WILCZEWSKI WYRAŹNIE WYGRYWA PO TWARDEJ WALCE
- Spodziewam się ciężkiej walki - mówił Piotr Wilczewski (28-1, 9 KO) po oficjalnym ważeniu przed pojedynkiem z Karlo Tabaghuą (16-3, 12 KO). Słowa 32-letniego podopiecznego Andrzeja Gmitruka potwierdziły się. Polak wygrał wyraźnie na punkty i zdobył pas IBO International, ale 26-letni Szwed okazał się twardym i wytrzymałym przeciwnikiem. Starcie "Wilka" z Tabaghuą było głównym wydarzeniem wieczoru gali organizowanej przez O'Chikara Gmitruk Team w Grodzisku Mazowieckim.

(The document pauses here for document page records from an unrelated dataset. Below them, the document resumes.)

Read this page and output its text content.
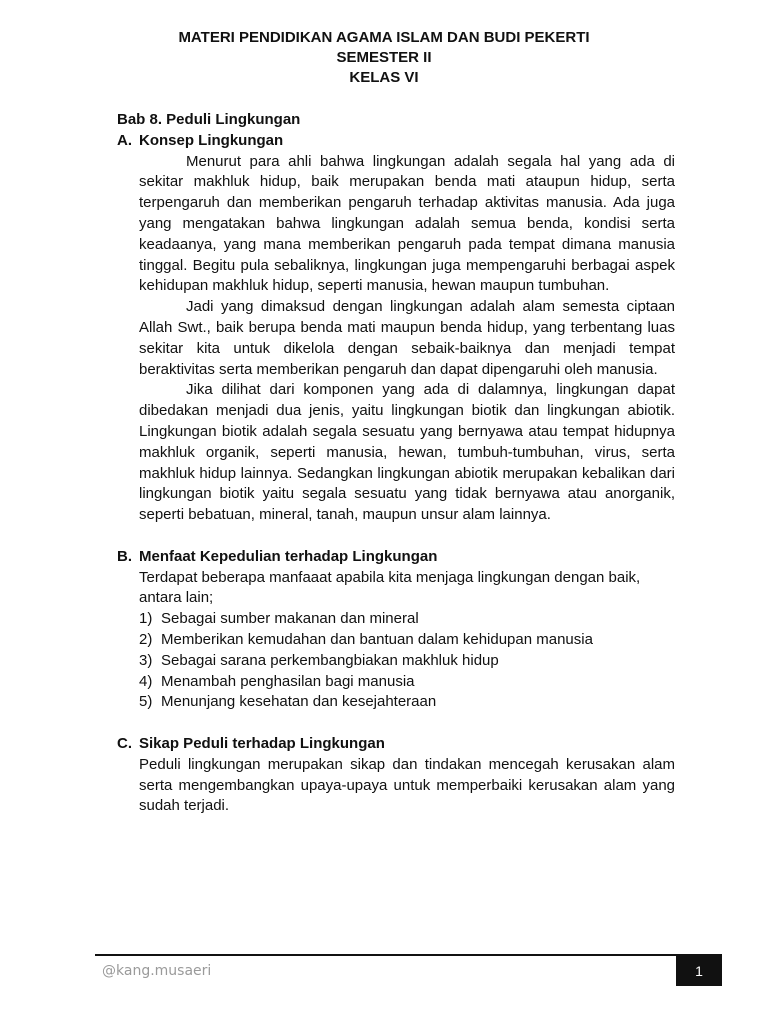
MATERI PENDIDIKAN AGAMA ISLAM DAN BUDI PEKERTI
SEMESTER II
KELAS VI
Bab 8. Peduli Lingkungan
A. Konsep Lingkungan

Menurut para ahli bahwa lingkungan adalah segala hal yang ada di sekitar makhluk hidup, baik merupakan benda mati ataupun hidup, serta terpengaruh dan memberikan pengaruh terhadap aktivitas manusia. Ada juga yang mengatakan bahwa lingkungan adalah semua benda, kondisi serta keadaanya, yang mana memberikan pengaruh pada tempat dimana manusia tinggal. Begitu pula sebaliknya, lingkungan juga mempengaruhi berbagai aspek kehidupan makhluk hidup, seperti manusia, hewan maupun tumbuhan.

Jadi yang dimaksud dengan lingkungan adalah alam semesta ciptaan Allah Swt., baik berupa benda mati maupun benda hidup, yang terbentang luas sekitar kita untuk dikelola dengan sebaik-baiknya dan menjadi tempat beraktivitas serta memberikan pengaruh dan dapat dipengaruhi oleh manusia.

Jika dilihat dari komponen yang ada di dalamnya, lingkungan dapat dibedakan menjadi dua jenis, yaitu lingkungan biotik dan lingkungan abiotik. Lingkungan biotik adalah segala sesuatu yang bernyawa atau tempat hidupnya makhluk organik, seperti manusia, hewan, tumbuh-tumbuhan, virus, serta makhluk hidup lainnya. Sedangkan lingkungan abiotik merupakan kebalikan dari lingkungan biotik yaitu segala sesuatu yang tidak bernyawa atau anorganik, seperti bebatuan, mineral, tanah, maupun unsur alam lainnya.

B. Menfaat Kepedulian terhadap Lingkungan

Terdapat beberapa manfaaat apabila kita menjaga lingkungan dengan baik, antara lain;

1) Sebagai sumber makanan dan mineral
2) Memberikan kemudahan dan bantuan dalam kehidupan manusia
3) Sebagai sarana perkembangbiakan makhluk hidup
4) Menambah penghasilan bagi manusia
5) Menunjang kesehatan dan kesejahteraan
C. Sikap Peduli terhadap Lingkungan

Peduli lingkungan merupakan sikap dan tindakan mencegah kerusakan alam serta mengembangkan upaya-upaya untuk memperbaiki kerusakan alam yang sudah terjadi.

@kang.musaeri	1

Dla Tabaghuy był to pierwszy pojedynek stoczony w wadze super średniej, wcześniej występował o dwie kategorie wagowe niżej. Od pierwszej rundy w ringu dominował Wilczewski, który ustawiał przeciwnika lewym prostym i poprawiał prawym sierpowym. "Wilk" sporo uderzał również na dół. Tabaghua walczył jednak uważnie i nie pozwalał Polakowi rozwinąć skrzydeł. Wilczewski również musiał mieć się na baczności w defensywie. Choć Szwed atakował rzadko, ale kiedy próbował zaskoczyć Wilczewskiego, siła jego uderzeń mogła robić wrażenie. Zawodnik O'Chikara Gmitruk Team kilka razy przyjął potężne ciosy Szweda, ale w przekroju całego pojedynku miał niepodważalną przewagę i sędziowie jednogłośnie wskazali go jako zwycięzcę potyczki.